The Treasury has been accused of railroading plans to change the way dealer staff pay benefit-in-kind (BIK) tax on cars.
The Retail Motor Industry Federation has written to Exchequer Secretary Angela Eagle expressing concerns at the proposals to end local tax arrangements in favour of new national ones.
It has accused the Treasury of failing to research the issue or consult with the industry.
In the letter, Sue Robinson, RMIF director, says: “The change is happening at a time when dealers are under severe financial pressure and are struggling to cope with the economic environment.
“Their staff too, are under increasing pressure with many sales staff seeing falls in income as less cars are being sold.
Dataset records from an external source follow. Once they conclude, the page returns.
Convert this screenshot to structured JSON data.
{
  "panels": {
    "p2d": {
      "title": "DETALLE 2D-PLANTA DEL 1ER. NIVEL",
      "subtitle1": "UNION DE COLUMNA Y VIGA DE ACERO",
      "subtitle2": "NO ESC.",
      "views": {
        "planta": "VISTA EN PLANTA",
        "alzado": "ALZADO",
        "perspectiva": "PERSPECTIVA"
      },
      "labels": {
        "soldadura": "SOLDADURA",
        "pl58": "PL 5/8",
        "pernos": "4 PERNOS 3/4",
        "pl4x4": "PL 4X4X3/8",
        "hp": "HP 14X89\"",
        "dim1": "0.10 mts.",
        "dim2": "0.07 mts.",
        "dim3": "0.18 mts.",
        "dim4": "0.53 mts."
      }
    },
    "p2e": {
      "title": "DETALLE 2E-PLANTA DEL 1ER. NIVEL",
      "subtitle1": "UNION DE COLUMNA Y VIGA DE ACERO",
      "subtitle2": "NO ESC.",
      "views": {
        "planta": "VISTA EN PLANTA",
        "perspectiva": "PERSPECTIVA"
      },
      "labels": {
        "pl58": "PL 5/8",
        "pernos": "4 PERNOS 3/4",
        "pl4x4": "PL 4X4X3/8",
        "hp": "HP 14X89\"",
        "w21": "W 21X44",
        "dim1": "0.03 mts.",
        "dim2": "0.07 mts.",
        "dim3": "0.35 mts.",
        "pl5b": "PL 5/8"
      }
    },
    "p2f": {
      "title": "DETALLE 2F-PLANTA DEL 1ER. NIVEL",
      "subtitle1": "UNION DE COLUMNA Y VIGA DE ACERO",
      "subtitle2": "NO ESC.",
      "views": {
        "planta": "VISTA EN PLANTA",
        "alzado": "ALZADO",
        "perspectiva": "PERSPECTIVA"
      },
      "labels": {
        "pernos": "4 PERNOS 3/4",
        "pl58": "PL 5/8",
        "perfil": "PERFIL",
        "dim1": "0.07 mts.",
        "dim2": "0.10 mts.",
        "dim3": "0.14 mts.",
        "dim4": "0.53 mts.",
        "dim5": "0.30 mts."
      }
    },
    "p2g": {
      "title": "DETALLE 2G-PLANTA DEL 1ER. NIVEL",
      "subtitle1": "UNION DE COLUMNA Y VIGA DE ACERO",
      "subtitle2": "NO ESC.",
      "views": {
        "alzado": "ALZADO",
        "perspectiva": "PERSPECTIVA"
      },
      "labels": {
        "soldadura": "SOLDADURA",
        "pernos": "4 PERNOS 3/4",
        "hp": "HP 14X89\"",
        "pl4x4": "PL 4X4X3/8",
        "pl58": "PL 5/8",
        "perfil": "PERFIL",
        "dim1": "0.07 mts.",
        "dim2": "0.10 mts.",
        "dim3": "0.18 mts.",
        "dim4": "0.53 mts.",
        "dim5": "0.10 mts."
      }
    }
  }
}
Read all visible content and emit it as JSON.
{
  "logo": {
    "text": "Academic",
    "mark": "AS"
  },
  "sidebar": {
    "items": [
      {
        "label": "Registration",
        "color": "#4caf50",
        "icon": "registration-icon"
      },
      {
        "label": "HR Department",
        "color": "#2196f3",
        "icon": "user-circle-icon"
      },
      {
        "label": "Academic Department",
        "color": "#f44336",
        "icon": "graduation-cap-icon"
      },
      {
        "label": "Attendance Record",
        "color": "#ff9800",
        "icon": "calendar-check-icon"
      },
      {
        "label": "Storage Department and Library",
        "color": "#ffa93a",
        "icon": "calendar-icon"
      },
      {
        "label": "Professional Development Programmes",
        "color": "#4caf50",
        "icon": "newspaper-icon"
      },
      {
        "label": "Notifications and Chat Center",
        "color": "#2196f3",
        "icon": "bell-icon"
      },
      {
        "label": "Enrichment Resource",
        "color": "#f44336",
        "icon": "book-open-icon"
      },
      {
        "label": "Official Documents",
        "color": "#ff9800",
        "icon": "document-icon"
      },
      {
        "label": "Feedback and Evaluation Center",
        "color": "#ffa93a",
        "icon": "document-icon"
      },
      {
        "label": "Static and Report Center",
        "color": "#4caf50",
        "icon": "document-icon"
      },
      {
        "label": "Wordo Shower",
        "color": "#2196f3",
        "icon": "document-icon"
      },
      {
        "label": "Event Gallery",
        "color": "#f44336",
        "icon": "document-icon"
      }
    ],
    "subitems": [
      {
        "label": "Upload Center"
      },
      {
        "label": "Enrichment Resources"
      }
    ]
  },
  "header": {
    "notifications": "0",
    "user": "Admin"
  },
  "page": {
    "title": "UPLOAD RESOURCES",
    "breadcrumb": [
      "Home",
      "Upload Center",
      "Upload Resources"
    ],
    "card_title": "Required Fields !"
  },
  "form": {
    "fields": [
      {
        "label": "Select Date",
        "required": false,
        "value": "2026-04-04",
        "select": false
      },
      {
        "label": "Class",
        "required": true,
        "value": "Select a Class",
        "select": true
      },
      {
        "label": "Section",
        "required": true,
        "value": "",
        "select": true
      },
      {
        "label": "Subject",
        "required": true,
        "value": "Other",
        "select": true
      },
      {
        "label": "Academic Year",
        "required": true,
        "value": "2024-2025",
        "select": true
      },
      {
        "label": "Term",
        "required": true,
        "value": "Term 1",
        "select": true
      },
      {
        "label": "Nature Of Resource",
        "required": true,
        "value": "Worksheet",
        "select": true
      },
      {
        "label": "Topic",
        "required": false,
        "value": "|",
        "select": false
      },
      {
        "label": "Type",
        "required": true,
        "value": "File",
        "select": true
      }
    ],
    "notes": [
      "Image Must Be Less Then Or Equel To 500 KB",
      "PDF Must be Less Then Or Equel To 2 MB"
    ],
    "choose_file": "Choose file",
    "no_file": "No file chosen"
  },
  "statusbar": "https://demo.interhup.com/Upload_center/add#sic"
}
To make the change now appears to be poorly timed.”
Robinson also says the RMIF and other trade bodies were told the changes were subject to consultation.
“However, it very shortly became apparent this was not a consultation process and that a national agreement had already been set out,” the RMIF’s letter says.
Her Majesty’s Revenue and Custom is to introduce new rules for motor dealers to calculate the BIK tax for dealer employees on April 6. It says the new arrangements will mean less administration and a fairer system compared to present arrangements.
The RMIF’s concerns are:
- Dealers are likely to struggle with the high levels of paperwork required by the new system. Dealer groups will have to draw up separate banding frameworks for each dealer site rather than one across the group. A site of 10 dealers will need to have 10 banding schemes compared to a previous one.
- Many employees will not have their correct codes for the new tax year and will not be aware of a possible change to their tax code
- There has been little publicity to ensure dealers
are aware of the changes. HMRC has had no direct
contact with dealers or vehicle manufacturers.
- Dealers have little control over their demonstrator
vehicles. Manufacturers set demonstrator requirements which must be met by the dealer to meet contractual requirements of the franchise.
Accountants Mazars also warns of an increase in red tape through the new BIK measures – and urges a deferment in their introduction.
Alastair Kendrick, a director, said: “The current period of unprecedented industrial upheaval will of course
magnify the detrimental impact on the proposals. We are seeking dialogue with the Treasury as the short notice period is unreasonable given the substantial amount of work the shift will generate.”
Currently demonstrators are used as ‘company cars’ out of hours. The taxable benefit on these is calculated based on a typically provided car. The reforms will require dealers to determine taxable benefit on these vehicles, at the beginning of each tax year, grouped according to list price and CO2 emissions.